The best way to pay off Illinois’ $130 billion in unfunded pension debt is a statewide 1 percent property tax on top of local property tax levies for the next few decades, according to a report from the Federal Reserve Bank of Chicago.
In the report, Thomas Haasl, Rick Mattoon, and Thom Walstrom said the best way to raise $130 billion in revenue would be to add another line in homeowners’ property tax bills. This would cost the owner of a $250,000 home another $2,500 annually.

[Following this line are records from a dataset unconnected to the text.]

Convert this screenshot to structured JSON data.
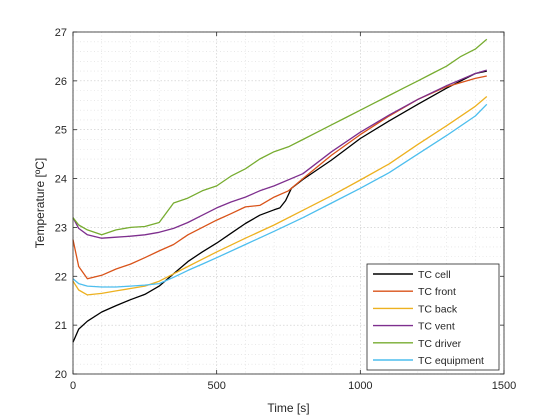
{
  "chart_data": {
    "type": "line",
    "xlabel": "Time [s]",
    "ylabel": "Temperature [ºC]",
    "xlim": [
      0,
      1500
    ],
    "ylim": [
      20,
      27
    ],
    "xticks": [
      0,
      500,
      1000,
      1500
    ],
    "yticks": [
      20,
      21,
      22,
      23,
      24,
      25,
      26,
      27
    ],
    "x_tick_labels": [
      "0",
      "500",
      "1000",
      "1500"
    ],
    "y_tick_labels": [
      "20",
      "21",
      "22",
      "23",
      "24",
      "25",
      "26",
      "27"
    ],
    "grid": "major and minor, dotted",
    "legend_position": "bottom-right",
    "series": [
      {
        "name": "TC cell",
        "color": "#000000",
        "x": [
          0,
          20,
          50,
          100,
          150,
          200,
          250,
          300,
          350,
          400,
          450,
          500,
          550,
          600,
          650,
          700,
          720,
          740,
          760,
          800,
          900,
          1000,
          1100,
          1200,
          1300,
          1400,
          1440
        ],
        "y": [
          20.65,
          20.92,
          21.08,
          21.27,
          21.4,
          21.52,
          21.63,
          21.8,
          22.05,
          22.3,
          22.5,
          22.68,
          22.88,
          23.08,
          23.25,
          23.36,
          23.4,
          23.55,
          23.8,
          23.98,
          24.38,
          24.82,
          25.18,
          25.52,
          25.85,
          26.15,
          26.2
        ]
      },
      {
        "name": "TC front",
        "color": "#D95319",
        "x": [
          0,
          20,
          50,
          100,
          150,
          200,
          250,
          300,
          350,
          400,
          450,
          500,
          550,
          600,
          650,
          700,
          750,
          800,
          900,
          1000,
          1100,
          1200,
          1300,
          1400,
          1440
        ],
        "y": [
          22.75,
          22.2,
          21.95,
          22.02,
          22.15,
          22.25,
          22.38,
          22.52,
          22.65,
          22.85,
          23.0,
          23.15,
          23.28,
          23.42,
          23.45,
          23.62,
          23.75,
          24.0,
          24.48,
          24.9,
          25.28,
          25.62,
          25.88,
          26.05,
          26.1
        ]
      },
      {
        "name": "TC back",
        "color": "#EDB120",
        "x": [
          0,
          20,
          50,
          100,
          150,
          200,
          250,
          300,
          350,
          400,
          450,
          500,
          600,
          700,
          800,
          900,
          1000,
          1100,
          1200,
          1300,
          1400,
          1440
        ],
        "y": [
          21.9,
          21.72,
          21.62,
          21.65,
          21.7,
          21.75,
          21.8,
          21.9,
          22.05,
          22.2,
          22.35,
          22.5,
          22.78,
          23.05,
          23.35,
          23.65,
          23.97,
          24.3,
          24.7,
          25.08,
          25.48,
          25.68
        ]
      },
      {
        "name": "TC vent",
        "color": "#7E2F8E",
        "x": [
          0,
          20,
          50,
          100,
          150,
          200,
          250,
          300,
          350,
          400,
          450,
          500,
          550,
          600,
          650,
          700,
          800,
          900,
          1000,
          1100,
          1200,
          1300,
          1400,
          1440
        ],
        "y": [
          23.2,
          22.98,
          22.85,
          22.78,
          22.8,
          22.82,
          22.85,
          22.9,
          22.98,
          23.1,
          23.25,
          23.4,
          23.52,
          23.62,
          23.75,
          23.85,
          24.1,
          24.55,
          24.95,
          25.3,
          25.62,
          25.9,
          26.15,
          26.22
        ]
      },
      {
        "name": "TC driver",
        "color": "#77AC30",
        "x": [
          0,
          20,
          50,
          100,
          150,
          200,
          250,
          300,
          350,
          400,
          450,
          500,
          550,
          600,
          650,
          700,
          750,
          800,
          850,
          900,
          950,
          1000,
          1050,
          1100,
          1150,
          1200,
          1250,
          1300,
          1350,
          1400,
          1440
        ],
        "y": [
          23.2,
          23.05,
          22.95,
          22.85,
          22.95,
          23.0,
          23.02,
          23.1,
          23.5,
          23.6,
          23.75,
          23.85,
          24.05,
          24.2,
          24.4,
          24.55,
          24.65,
          24.8,
          24.95,
          25.1,
          25.25,
          25.4,
          25.55,
          25.7,
          25.85,
          26.0,
          26.15,
          26.3,
          26.5,
          26.65,
          26.85
        ]
      },
      {
        "name": "TC equipment",
        "color": "#4DBEEE",
        "x": [
          0,
          20,
          50,
          100,
          150,
          200,
          250,
          300,
          350,
          400,
          450,
          500,
          600,
          700,
          800,
          900,
          1000,
          1100,
          1200,
          1300,
          1400,
          1440
        ],
        "y": [
          21.95,
          21.85,
          21.8,
          21.78,
          21.78,
          21.8,
          21.82,
          21.85,
          21.98,
          22.12,
          22.25,
          22.38,
          22.65,
          22.92,
          23.2,
          23.5,
          23.8,
          24.12,
          24.5,
          24.88,
          25.28,
          25.52
        ]
      }
    ]
  }
}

The report estimates a 1 percent tax on all home values in the state would pay off the debt in 30 years.
The analysts said this would be the “most equitable” way to raise the money because homeowners are more likely to have benefited from state spending.
“It seems reasonable that they should pay a larger share of the costs,” the report said.

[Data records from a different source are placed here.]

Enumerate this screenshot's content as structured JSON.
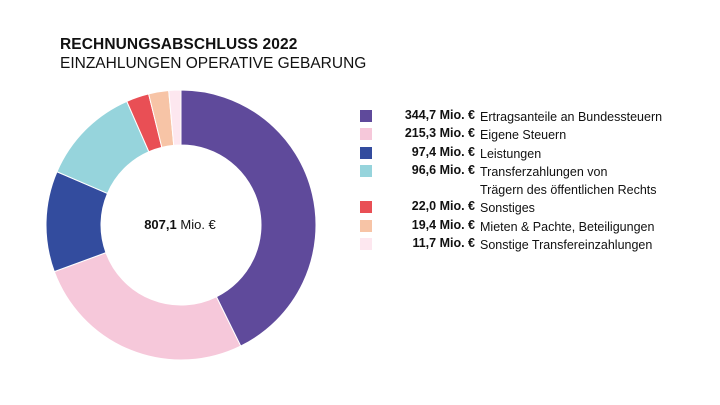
{
  "title": "RECHNUNGSABSCHLUSS 2022",
  "subtitle": "EINZAHLUNGEN OPERATIVE GEBARUNG",
  "center": {
    "value": "807,1",
    "unit": "Mio. €"
  },
  "chart_data": {
    "type": "pie",
    "donut": true,
    "title": "RECHNUNGSABSCHLUSS 2022",
    "subtitle": "EINZAHLUNGEN OPERATIVE GEBARUNG",
    "total_label": "807,1 Mio. €",
    "legend_position": "right",
    "slices": [
      {
        "label": "Ertragsanteile an Bundessteuern",
        "value": 344.7,
        "value_label": "344,7 Mio. €",
        "color": "#5f4a9b"
      },
      {
        "label": "Eigene Steuern",
        "value": 215.3,
        "value_label": "215,3 Mio. €",
        "color": "#f6c8da"
      },
      {
        "label": "Leistungen",
        "value": 97.4,
        "value_label": "97,4 Mio. €",
        "color": "#334c9e"
      },
      {
        "label": "Transferzahlungen von Trägern des öffentlichen Rechts",
        "label_lines": [
          "Transferzahlungen von",
          "Trägern des öffentlichen Rechts"
        ],
        "value": 96.6,
        "value_label": "96,6 Mio. €",
        "color": "#96d4dc"
      },
      {
        "label": "Sonstiges",
        "value": 22.0,
        "value_label": "22,0 Mio. €",
        "color": "#e94f55"
      },
      {
        "label": "Mieten & Pachte, Beteiligungen",
        "value": 19.4,
        "value_label": "19,4 Mio. €",
        "color": "#f7c4a6"
      },
      {
        "label": "Sonstige Transfereinzahlungen",
        "value": 11.7,
        "value_label": "11,7 Mio. €",
        "color": "#fde7ef"
      }
    ]
  }
}
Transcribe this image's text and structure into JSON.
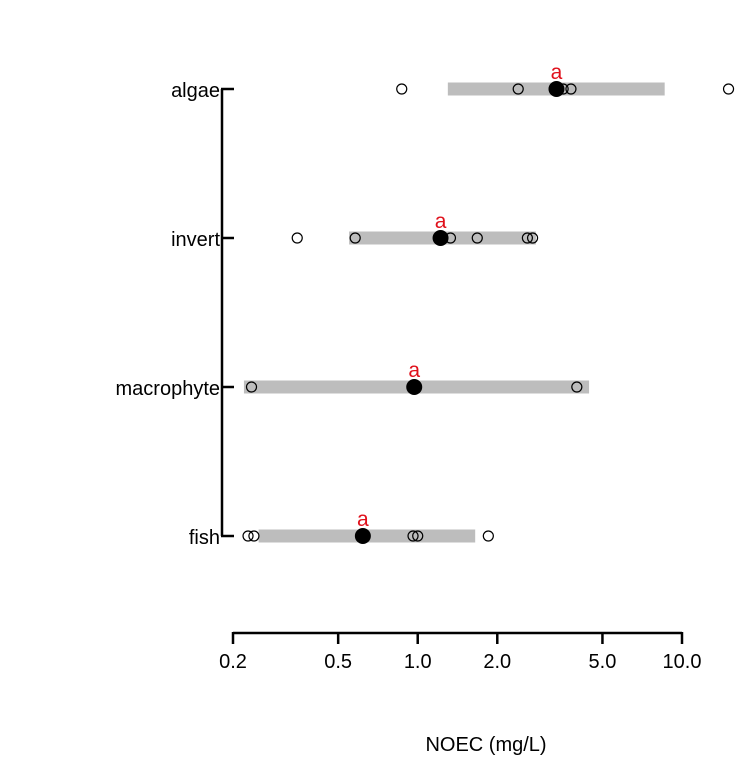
{
  "chart_data": {
    "type": "scatter",
    "title": "",
    "xlabel": "NOEC (mg/L)",
    "ylabel": "",
    "xscale": "log",
    "xlim": [
      0.2,
      10.0
    ],
    "xticks": [
      0.2,
      0.5,
      1.0,
      2.0,
      5.0,
      10.0
    ],
    "xtick_labels": [
      "0.2",
      "0.5",
      "1.0",
      "2.0",
      "5.0",
      "10.0"
    ],
    "grid": false,
    "legend": "none",
    "colors": {
      "range_bar": "#bdbdbd",
      "mean_point": "#000000",
      "observation_point_stroke": "#000000",
      "significance_letter": "#e0101b"
    },
    "categories": [
      "algae",
      "invert",
      "macrophyte",
      "fish"
    ],
    "groups": [
      {
        "name": "algae",
        "range": [
          1.3,
          8.6
        ],
        "mean": 3.35,
        "letter": "a",
        "observations": [
          0.87,
          2.4,
          3.55,
          3.8,
          15.0
        ]
      },
      {
        "name": "invert",
        "range": [
          0.55,
          2.8
        ],
        "mean": 1.22,
        "letter": "a",
        "observations": [
          0.35,
          0.58,
          1.33,
          1.68,
          2.6,
          2.72
        ]
      },
      {
        "name": "macrophyte",
        "range": [
          0.22,
          4.45
        ],
        "mean": 0.97,
        "letter": "a",
        "observations": [
          0.235,
          4.0
        ]
      },
      {
        "name": "fish",
        "range": [
          0.25,
          1.65
        ],
        "mean": 0.62,
        "letter": "a",
        "observations": [
          0.228,
          0.24,
          0.96,
          1.0,
          1.85
        ]
      }
    ]
  }
}
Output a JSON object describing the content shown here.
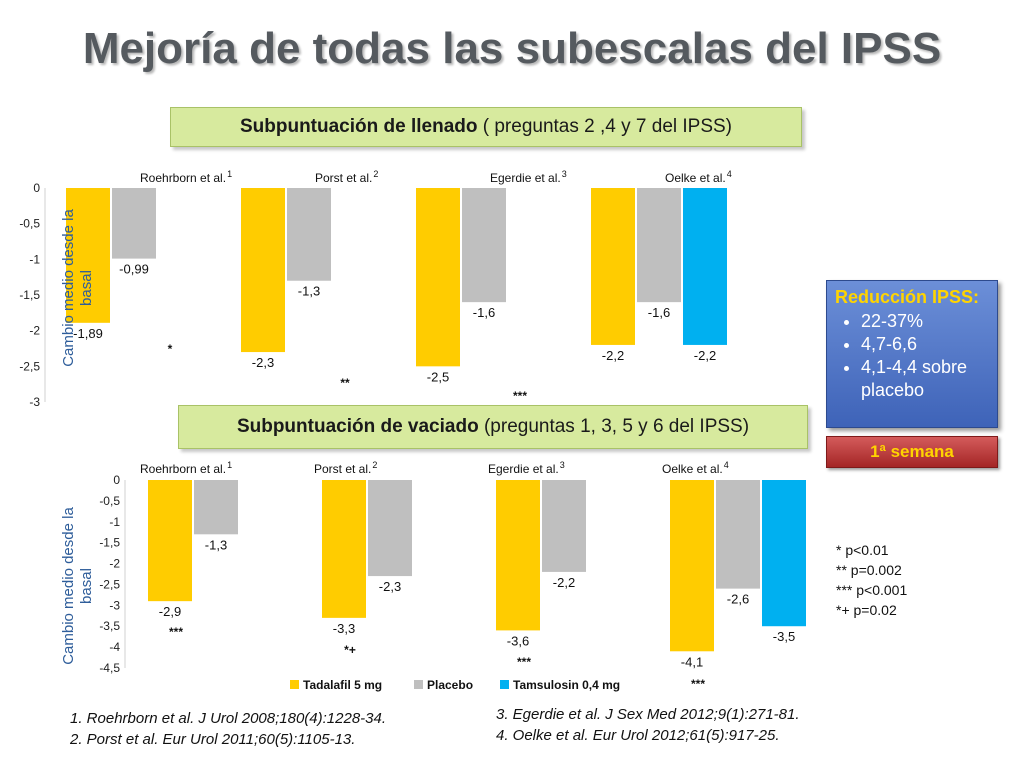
{
  "title": "Mejoría de todas las subescalas del IPSS",
  "header1": {
    "bold": "Subpuntuación de llenado",
    "rest": "  ( preguntas 2 ,4 y 7 del IPSS)"
  },
  "header2": {
    "bold": "Subpuntuación de vaciado",
    "rest": "  (preguntas 1, 3, 5 y 6 del IPSS)"
  },
  "ylabel": "Cambio medio desde la basal",
  "side_box": {
    "title": "Reducción IPSS:",
    "items": [
      "22-37%",
      "4,7-6,6",
      "4,1-4,4 sobre placebo"
    ]
  },
  "week_box": "1ª semana",
  "pvalues": [
    "* p<0.01",
    "**  p=0.002",
    "*** p<0.001",
    "*+ p=0.02"
  ],
  "references_left": [
    "1.  Roehrborn et al. J Urol 2008;180(4):1228-34.",
    "2.  Porst et al. Eur Urol 2011;60(5):1105-13."
  ],
  "references_right": [
    "3.  Egerdie et al. J Sex Med 2012;9(1):271-81.",
    "4.  Oelke et al. Eur Urol 2012;61(5):917-25."
  ],
  "colors": {
    "tadalafil": "#ffcc00",
    "placebo": "#bfbfbf",
    "tamsulosin": "#00b0f0"
  },
  "chart_data": [
    {
      "type": "bar",
      "name": "llenado",
      "categories": [
        "Roehrborn et al.1",
        "Porst et al. 2",
        "Egerdie et al.3",
        "Oelke et al.4"
      ],
      "series": [
        {
          "name": "Tadalafil 5 mg",
          "values": [
            -1.89,
            -2.3,
            -2.5,
            -2.2
          ]
        },
        {
          "name": "Placebo",
          "values": [
            -0.99,
            -1.3,
            -1.6,
            -1.6
          ]
        },
        {
          "name": "Tamsulosin 0,4 mg",
          "values": [
            null,
            null,
            null,
            -2.2
          ]
        }
      ],
      "value_labels": [
        [
          "-1,89",
          "-2,3",
          "-2,5",
          "-2,2"
        ],
        [
          "-0,99",
          "-1,3",
          "-1,6",
          "-1,6"
        ],
        [
          null,
          null,
          null,
          "-2,2"
        ]
      ],
      "significance": [
        "*",
        "**",
        "***",
        ""
      ],
      "ylim": [
        -3,
        0
      ],
      "yticks": [
        "0",
        "-0,5",
        "-1",
        "-1,5",
        "-2",
        "-2,5",
        "-3"
      ],
      "legend": false
    },
    {
      "type": "bar",
      "name": "vaciado",
      "categories": [
        "Roehrborn et al.1",
        "Porst et al. 2",
        "Egerdie et al.3",
        "Oelke et al.4"
      ],
      "series": [
        {
          "name": "Tadalafil 5 mg",
          "values": [
            -2.9,
            -3.3,
            -3.6,
            -4.1
          ]
        },
        {
          "name": "Placebo",
          "values": [
            -1.3,
            -2.3,
            -2.2,
            -2.6
          ]
        },
        {
          "name": "Tamsulosin 0,4 mg",
          "values": [
            null,
            null,
            null,
            -3.5
          ]
        }
      ],
      "value_labels": [
        [
          "-2,9",
          "-3,3",
          "-3,6",
          "-4,1"
        ],
        [
          "-1,3",
          "-2,3",
          "-2,2",
          "-2,6"
        ],
        [
          null,
          null,
          null,
          "-3,5"
        ]
      ],
      "significance": [
        "***",
        "*+",
        "***",
        "***"
      ],
      "ylim": [
        -4.5,
        0
      ],
      "yticks": [
        "0",
        "-0,5",
        "-1",
        "-1,5",
        "-2",
        "-2,5",
        "-3",
        "-3,5",
        "-4",
        "-4,5"
      ],
      "legend": true,
      "legend_labels": [
        "Tadalafil 5 mg",
        "Placebo",
        "Tamsulosin 0,4 mg"
      ]
    }
  ]
}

Jon Broadbooks, vice president for communications for Illinois Realtors, said homeowners would likely revolt if they were to see property taxes spike like that.
“If you were to suddenly impose an increase of $2,500 a year on an average house, people would be screaming,” he said.
The Fed analysts reported there would be an immediate 20 percent reduction in property values that would eventually rebound, but Broadbooks said that would likely put countless homeowners underwater on their mortgages.
The proposal was initially released at an event in April. Attendees were reportedly taken aback.
The Fed report acknowledged there would be issues with the suggestion and said they would look at ways to make the idea more equitable.
Conservative suburban Chicago Rep. Allen Skillicorn, R-East Dundee, said any plan that hikes taxes on homeowners like this shouldn’t be taken seriously.
“We’re not solving the problem,” he said. “We’re just taxing people more.”
Wheaton Rep. Jeanne Ives filed a resolution last week in “staunch opposition to any new statewide property tax.”
Illinoisans already pay some of America’s highest property taxes.